Robert Hamerling, né le à Kirchberg am Walde et mort le à Graz, est un poète et dramaturge autrichien.

Robert Hamerling naît à Kirchberg am Walde en Autriche-Hongrie. Son père était tisserand, mais dut bientôt abandonner son métier et entrer au service de la noblesse[1].

Hamerling obtient son diplôme à la faculté de médecine de l'université de Vienne (philologie classique, philosophie, histoire, médecine)[2].

Pendant le Printemps des peuples en 1848, il fut membre de la Légion académique, organisation étudiante armée de Vienne qui comptait environ 4 000 membres et constituait le noyau de l'armée révolutionnaire.

En 1852, Hamerling travaille comme professeur suppléant de langues classiques à Vienne. De 1853 à 1854, il enseigna au lycée académique de Graz, puis, de 1855 à 1866, comme professeur de lycée à Trieste. Il y rédige également des critiques de théâtre pour la Triester Zeitung. À l'automne 1866, il doit se retirer en raison d'une affection gastrique chronique et s'installe définitivement à Graz, où débute sa période littéraire la plus productive.

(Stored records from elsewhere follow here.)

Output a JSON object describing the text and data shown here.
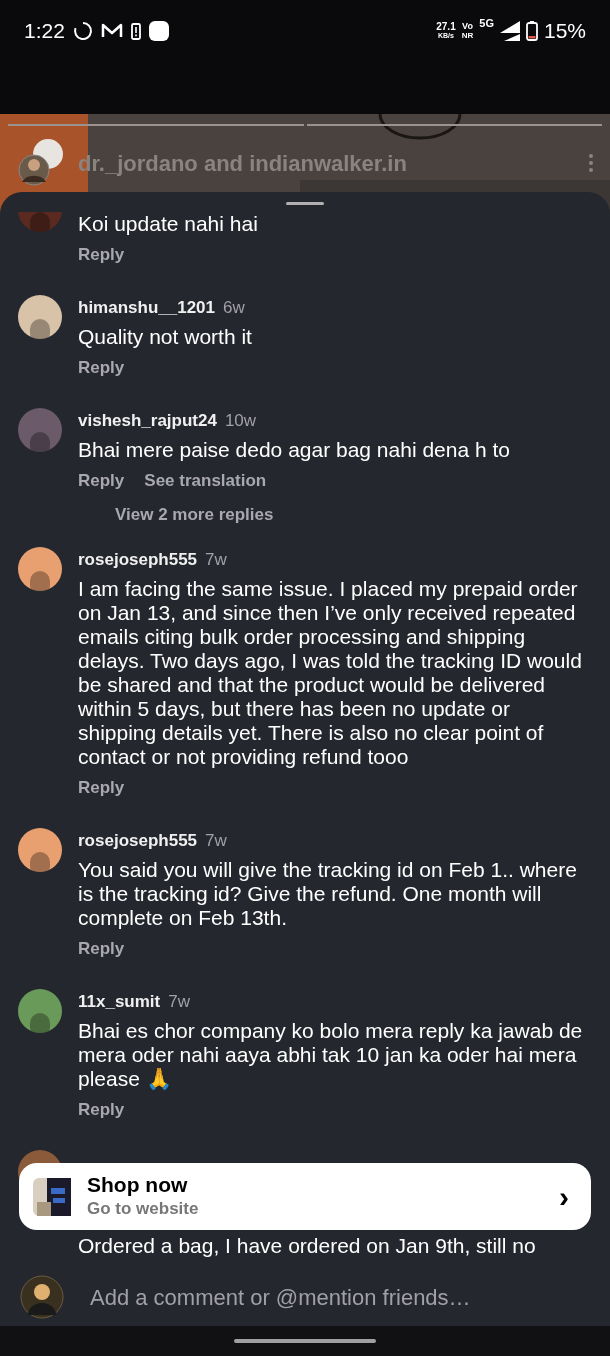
{
  "status_bar": {
    "time": "1:22",
    "net_speed": "27.1",
    "net_unit": "KB/s",
    "volte": "Vo",
    "volte_sub": "NR",
    "network": "5G",
    "battery": "15%"
  },
  "story_header": {
    "title": "dr._jordano and indianwalker.in"
  },
  "comments": [
    {
      "text": "Koi update nahi hai",
      "actions": [
        "Reply"
      ]
    },
    {
      "username": "himanshu__1201",
      "time": "6w",
      "text": "Quality not worth it",
      "actions": [
        "Reply"
      ]
    },
    {
      "username": "vishesh_rajput24",
      "time": "10w",
      "text": "Bhai mere paise dedo agar bag nahi dena h to",
      "actions": [
        "Reply",
        "See translation"
      ],
      "more_replies": "View 2 more replies"
    },
    {
      "username": "rosejoseph555",
      "time": "7w",
      "text": "I am facing the same issue. I placed my prepaid order on Jan 13, and since then I’ve only received repeated emails citing bulk order processing and shipping delays. Two days ago, I was told the tracking ID would be shared and that the product would be delivered within 5 days, but there has been no update or shipping details yet. There is also no clear point of contact or not providing refund tooo",
      "actions": [
        "Reply"
      ]
    },
    {
      "username": "rosejoseph555",
      "time": "7w",
      "text": "You said you will give the tracking id on Feb 1.. where is the tracking id? Give the refund. One month will complete on Feb 13th.",
      "actions": [
        "Reply"
      ]
    },
    {
      "username": "11x_sumit",
      "time": "7w",
      "text": "Bhai es chor company ko bolo mera reply ka jawab de mera oder nahi aaya abhi tak 10 jan ka oder hai mera please 🙏",
      "actions": [
        "Reply"
      ]
    },
    {
      "text": "Ordered a bag, I have ordered on Jan 9th, still no"
    }
  ],
  "shop_card": {
    "title": "Shop now",
    "subtitle": "Go to website",
    "chevron": "›"
  },
  "composer": {
    "placeholder": "Add a comment or @mention friends…"
  }
}
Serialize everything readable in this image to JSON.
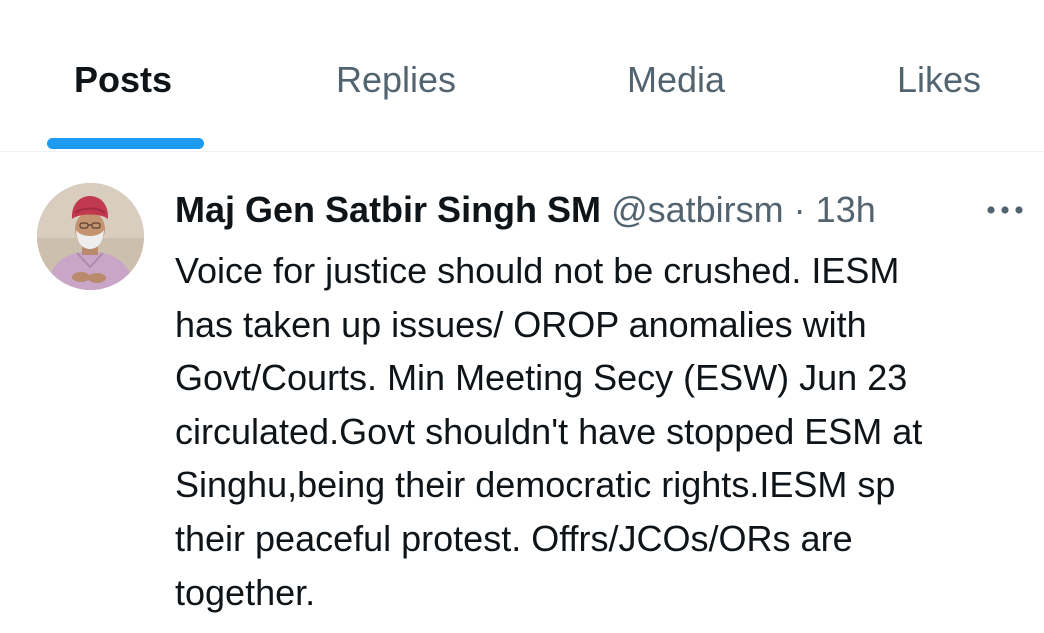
{
  "tabs": [
    {
      "label": "Posts",
      "active": true
    },
    {
      "label": "Replies",
      "active": false
    },
    {
      "label": "Media",
      "active": false
    },
    {
      "label": "Likes",
      "active": false
    }
  ],
  "accent_color": "#1d9bf0",
  "post": {
    "author_name": "Maj Gen Satbir Singh SM",
    "handle": "@satbirsm",
    "separator": "·",
    "time": "13h",
    "more_icon": "more-horizontal-icon",
    "text": "Voice for justice  should not  be crushed. IESM\nhas taken up  issues/ OROP anomalies  with\nGovt/Courts. Min Meeting Secy (ESW) Jun 23\ncirculated.Govt shouldn't have  stopped ESM at\nSinghu,being their democratic  rights.IESM sp\ntheir peaceful protest. Offrs/JCOs/ORs are\ntogether."
  }
}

Au tournant des années 1850 et 1860, Hamerling publie des recueils de poésie, Vénus en exil (1858 ) et Le Chant du cygne du romantisme (1862) déplorant l'époque de « la vapeur et de l’électricité » à laquelle il oppose un passé idéalisé, décrit comme un royaume de beauté.

Il dirige également sa célèbre satire Homunculus (1888) contre la « mécanisation » de la vie. Hamerling ne pouvait se résoudre au vide spirituel de la bourgeoisie , mais le faste et le luxe de la vie nouvelle le fascinaient[1],[3]. L’œuvre d’Hamerling est une lutte constante entre pessimisme et gaieté, caractéristique des milieux intellectuels autrichiens des années 1860. Dans le poème Ahasver à Rome (1872), cette lutte est illustrée par l'affrontement entre Néron et les premiers chrétiens ; dans le poème Le Roi de Sion (1869), elle oppose deux factions anabaptistes et dans Aspasia (1876), elle met en scène le conflit entre les philosophes et les artistes de la Grèce antique. Hamerling est également l'auteur du drame Danton et Robespierre (1871), de la comédie Le Seigneur Lucifer (1880), etc[2].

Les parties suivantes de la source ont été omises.